By Billy Morton•
13 March 2015
The MLS season kicked off this weekend with a lot of fanfare, with the introduction of new teams (‘franchises’ ergh) and new marquee players. Kaka, David Villa, and Seb Hines are amongst the new superstars to grace the pitch in the land of the free and home of the brave. Seb Hines? That would be ex-Middlesbrough defender Sebastian Tony Hines (note to editor, that’s my Boro reference, I’m allowed one a post). These big names are slightly eclipsing some other new additions to the American soccer scene, mainly the major sponsorship deals.

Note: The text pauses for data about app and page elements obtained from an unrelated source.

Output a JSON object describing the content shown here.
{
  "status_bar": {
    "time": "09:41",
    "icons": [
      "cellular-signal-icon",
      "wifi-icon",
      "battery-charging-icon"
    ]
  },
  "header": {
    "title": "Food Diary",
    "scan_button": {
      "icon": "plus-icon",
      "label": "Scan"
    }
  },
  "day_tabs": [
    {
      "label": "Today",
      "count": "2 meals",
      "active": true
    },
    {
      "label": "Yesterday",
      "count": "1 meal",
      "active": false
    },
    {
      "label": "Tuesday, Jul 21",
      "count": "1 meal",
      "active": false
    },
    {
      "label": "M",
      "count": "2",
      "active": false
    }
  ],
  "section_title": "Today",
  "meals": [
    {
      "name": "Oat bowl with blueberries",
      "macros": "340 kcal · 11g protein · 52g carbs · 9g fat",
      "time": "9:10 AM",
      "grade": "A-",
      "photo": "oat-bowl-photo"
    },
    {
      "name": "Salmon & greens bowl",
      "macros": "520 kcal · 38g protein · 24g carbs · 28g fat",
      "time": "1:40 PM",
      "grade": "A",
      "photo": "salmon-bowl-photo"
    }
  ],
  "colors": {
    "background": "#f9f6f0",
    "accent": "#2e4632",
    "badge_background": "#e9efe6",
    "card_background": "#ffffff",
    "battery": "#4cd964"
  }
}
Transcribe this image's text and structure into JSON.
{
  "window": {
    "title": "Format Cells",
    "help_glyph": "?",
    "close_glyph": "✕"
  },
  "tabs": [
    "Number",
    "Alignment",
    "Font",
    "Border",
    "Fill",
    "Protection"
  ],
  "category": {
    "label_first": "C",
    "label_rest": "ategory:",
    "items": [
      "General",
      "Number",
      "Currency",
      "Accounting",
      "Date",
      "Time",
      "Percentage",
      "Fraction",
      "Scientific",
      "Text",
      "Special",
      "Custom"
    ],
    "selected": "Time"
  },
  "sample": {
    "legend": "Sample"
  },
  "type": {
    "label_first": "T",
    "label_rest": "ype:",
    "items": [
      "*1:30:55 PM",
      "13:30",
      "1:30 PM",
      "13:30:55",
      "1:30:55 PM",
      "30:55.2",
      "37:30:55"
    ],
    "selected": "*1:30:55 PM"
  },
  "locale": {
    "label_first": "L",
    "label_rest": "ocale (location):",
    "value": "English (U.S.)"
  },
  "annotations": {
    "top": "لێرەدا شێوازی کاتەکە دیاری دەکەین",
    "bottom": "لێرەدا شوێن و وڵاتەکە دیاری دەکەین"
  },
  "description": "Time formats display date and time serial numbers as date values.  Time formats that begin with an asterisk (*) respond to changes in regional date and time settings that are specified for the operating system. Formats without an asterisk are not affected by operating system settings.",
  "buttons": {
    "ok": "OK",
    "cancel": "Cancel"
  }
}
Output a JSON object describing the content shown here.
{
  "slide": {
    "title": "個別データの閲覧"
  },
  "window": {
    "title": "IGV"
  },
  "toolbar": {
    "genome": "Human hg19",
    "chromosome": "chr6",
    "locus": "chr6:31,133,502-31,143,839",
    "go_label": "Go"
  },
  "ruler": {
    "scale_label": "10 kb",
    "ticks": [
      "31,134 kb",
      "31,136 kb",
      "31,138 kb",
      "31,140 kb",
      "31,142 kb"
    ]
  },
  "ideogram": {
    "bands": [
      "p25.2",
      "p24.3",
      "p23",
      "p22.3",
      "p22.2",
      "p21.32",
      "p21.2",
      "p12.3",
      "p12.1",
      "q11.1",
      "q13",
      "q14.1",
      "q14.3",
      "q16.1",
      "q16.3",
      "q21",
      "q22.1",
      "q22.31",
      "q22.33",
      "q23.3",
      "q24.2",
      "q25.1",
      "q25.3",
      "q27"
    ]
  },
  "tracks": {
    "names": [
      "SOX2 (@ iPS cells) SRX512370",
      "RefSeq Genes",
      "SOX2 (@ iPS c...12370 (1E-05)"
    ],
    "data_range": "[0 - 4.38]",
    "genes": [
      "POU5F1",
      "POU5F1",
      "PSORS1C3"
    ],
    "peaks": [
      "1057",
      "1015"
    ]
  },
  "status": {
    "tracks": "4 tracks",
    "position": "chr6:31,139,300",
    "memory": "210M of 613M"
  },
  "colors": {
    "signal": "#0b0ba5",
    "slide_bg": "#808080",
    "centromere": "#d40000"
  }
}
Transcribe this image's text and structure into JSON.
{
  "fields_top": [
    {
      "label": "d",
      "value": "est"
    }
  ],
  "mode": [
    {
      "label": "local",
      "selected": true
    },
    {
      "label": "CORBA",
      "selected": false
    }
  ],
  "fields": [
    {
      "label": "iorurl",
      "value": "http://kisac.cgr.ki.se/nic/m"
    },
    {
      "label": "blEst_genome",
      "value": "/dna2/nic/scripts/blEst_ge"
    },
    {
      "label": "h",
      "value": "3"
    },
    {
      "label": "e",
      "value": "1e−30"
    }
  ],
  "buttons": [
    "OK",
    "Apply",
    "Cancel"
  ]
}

Audi of America are now the competition’s official auto supplier, and have paid a pretty penny for the right to be the presenting sponsors of the play-offs. Rumours have it that this is Audi’s largest ever U.S. sports marketing expenditure. This is just one of a few deals that the MLS has managed to attract in the last year, the American’s interest in the beautiful game typically fades following a major tournament, but the scale of these sponsors and with Heineken, Chipotle, Etihad Airways and Advocare amongst those involved, has the MLS and American soccer in general, finally found some staying power?
Big media companies and social networks have played their part in helping American soccer fans maintain a conversation following the usual World Cup ‘bump’. This continued awareness coupled with the new franchises in Orlando and New York means brands involved in the MLS have a legitimate messaging route/platform to real consumers. Orlando City and New York City are both much more carefully introduced and marketed, particularly compared to the ill-fated franchises of NASL. Market research and greater awareness of their own demographic, now make individual franchises a much more viable option for sponsors.
Perhaps it makes sense that sponsors and the commercial side of the MLS are excelling, compared to soccer on this side of the pond, it has a much stronger footing. English football is centuries old, and has an infrastructure that runs from Sunday league grass-roots right through to the glitz and glamour of the Premier League. The MLS was born into a commercial-savvy sporting environment, it thought through the geography, demographics, market environment, brand image, cultural identity and business benefits of its franchises. To put it simply, perhaps they’re better at football than us. Well, not actual football, when it comes to actual football, we win! YEAH!
A few questions remain however, will the strength of the new sponsorships lead to a stronger division? Rather than being viewed as something of a novelty in Europe, could it be a viable landing spot for non-American players? Will this help continue the growth and legitimacy of the American national team? Grass-roots participation in soccer is relatively high amongst America’s youth, but will it now be able to contend against the NFL and Baseball when it comes to recruiting the country’s best, young athletes?
Only time will tell, but with Golden Balls heading to Miami (maybe) and Seb Hines already lighting up Orlando, watch this space!